A manifestação ocorre após denúncia da defesa do investigado no escândalo dos descontos ilegais aos aposentados e pensionistas do INSS. Os advogados afirmaram que há pressão para que Careca ingresse com pedido de colaboração premiada.
As informações foram divulgadas pelo jornal O Globo.

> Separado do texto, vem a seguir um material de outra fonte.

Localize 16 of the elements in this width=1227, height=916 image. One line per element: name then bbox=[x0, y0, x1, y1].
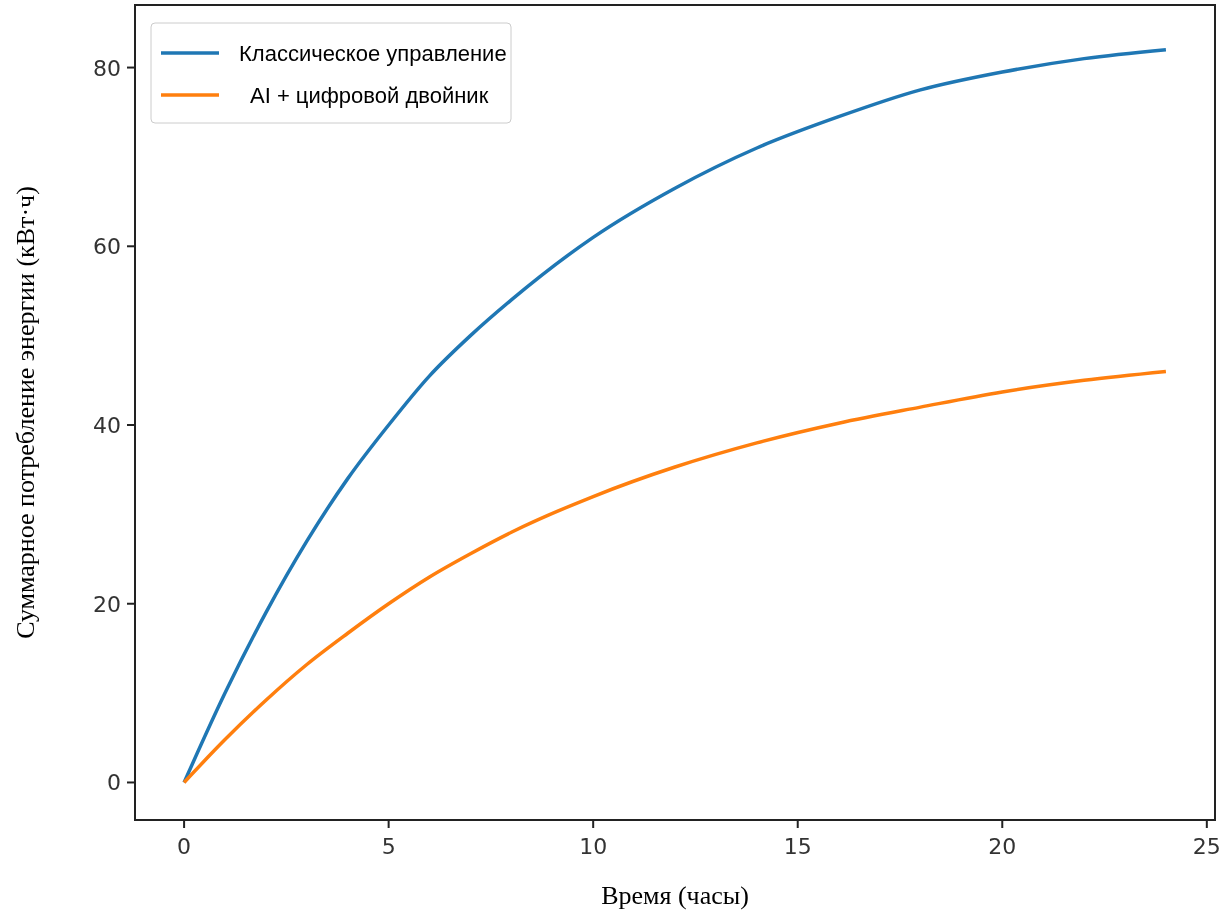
legend-label: Классическое управление bbox=[239, 41, 507, 66]
y-tick-label: 20 bbox=[93, 591, 121, 617]
y-tick-label: 0 bbox=[107, 770, 121, 796]
x-tick-label: 15 bbox=[783, 834, 812, 859]
y-tick-label: 60 bbox=[93, 234, 121, 260]
y-tick-label: 40 bbox=[93, 413, 121, 439]
x-tick-label: 10 bbox=[579, 834, 608, 859]
x-tick-label: 0 bbox=[177, 834, 192, 859]
y-axis-title: Суммарное потребление энергии (кВт·ч) bbox=[11, 186, 40, 639]
line-series bbox=[182, 369, 1168, 785]
x-tick-label: 5 bbox=[381, 834, 396, 859]
legend-label: AI + цифровой двойник bbox=[239, 83, 489, 108]
y-tick-label: 80 bbox=[93, 55, 121, 81]
x-tick-label: 20 bbox=[988, 834, 1017, 859]
x-tick-label: 25 bbox=[1192, 834, 1221, 859]
x-axis-title: Время (часы) bbox=[601, 881, 749, 910]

Segundo o jornal, o enviado pela Seape (Secretaria de Estado de Administração Penitenciária do Distrito Federal), após questionamentos do ministro André Mendonça, nega que policiais penais tenham pressionado o detido a assinar um acordo de delação no âmbito das investigações sobre fraudes na previdência.
Os advogados de Antunes denunciaram a realização de questionamentos informais por agentes públicos dentro do estabelecimento prisional, sem agendamento prévio ou assistência jurídica, com perguntas direcionadas a uma delação premiada.
PGR cobra investigação de policiais em abordagem ao Careca do INSS
Diante do relato, o magistrado acionou a PGR (Procuradoria-Geral da República) para acompanhar o caso e ordenou a identificação dos servidores envolvidos para garantir as prerrogativas processuais do custodiado.
A Seape informou que a abordagem ao preso ocorreu no dia 2 de junho, motivada pela localização de um cosmético com a inscrição de ácido hialurônico e cannabis na ala de vulneráveis da penitenciária.
Por violar as normas internas de segurança, o fato gerou uma ocorrência administrativa para verificar a entrada do material.